While this panel looked at hip hop through the lens of of race and resistance, other events explored less talked about intersections. Co-sponsored by the Union for Gender Empowerment, a panel on Tuesday titled “Big Booty Hos” broadened the discussion to include the intersections of class, gender, and sexuality. Hip hop artists Nantali Indongo and Magassy Mbow, educator Melissa Proietti, and queer MC and activist Marshia Celina rigorously examined the representation of the female body and frank discourse of sexuality in hip hop.

Instead of focusing solely on the negative representations of women for which hip hop is so often criticized, the panel highlighted ways in which the genre is reshaping common conceptions of sexuality and agency. Celina, for example, urged the audience to recognize the most important moment in Nicki Minaj’s “Anaconda” video: “the metaphorical chopping of [Drake’s] penis” during the closing scene, in which Minaj begins to give the rapper a lap dance but then abruptly walks away in laughter. She argues that this was the first time since Missy Elliot that “someone demonstrat[ed] artistry in a new way in hip hop culture.”

Beyond bringing stimulating debate and discussion to McGill classrooms, Hip Hop Week was a lesson in politics and culture.

Beyond bringing stimulating debate and discussion to McGill classrooms, Hip Hop Week was a lesson in politics and culture. El-baradie opened the week by stating its mission was to “promote music, education, and art.” Bringing a comprehensive and diverse schedule of events to the McGill community entirely of their own volition, the organizers accomplished just that, with a notable conscientiousness and recognition of the systems of oppression surrounding the movement. While Fox noted that all four organizers would be graduating before next spring, she assured The Daily that infrastructure was in place to ensure the continuity of the week.

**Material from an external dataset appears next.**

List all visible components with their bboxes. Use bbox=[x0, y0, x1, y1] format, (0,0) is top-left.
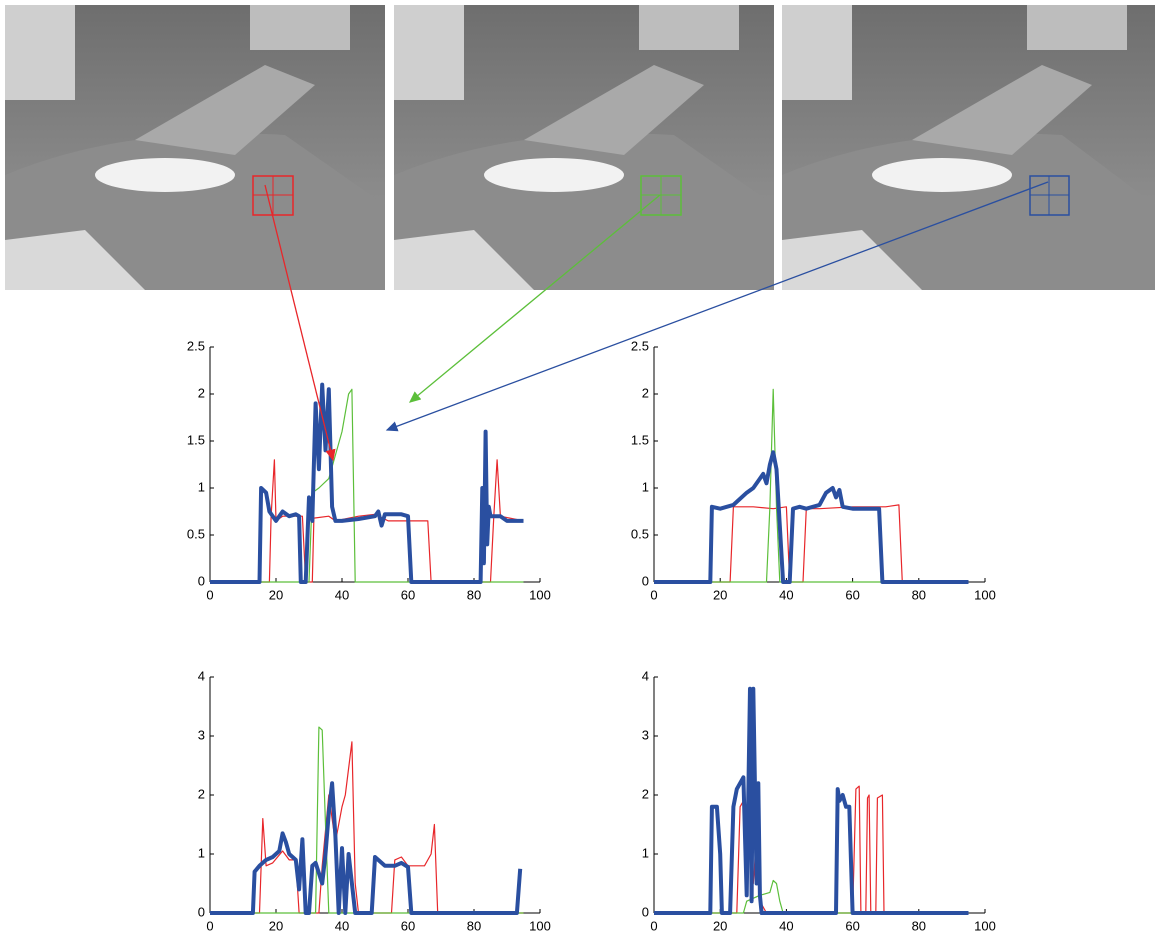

McGill offers majors in English literature, theatre, and art history, promoting the critical study of classical art forms, yet remains woefully ignorant of newer artistic and cultural movements. Even the cultural studies major, which is supposedly devoted to just that, is heavily weighted toward the study of film. Hopefully, the lessons of Hip Hop Week will extend far beyond these panels to encourage a critical examination of the political power of all cultural movements that are ignored in the McGill classroom.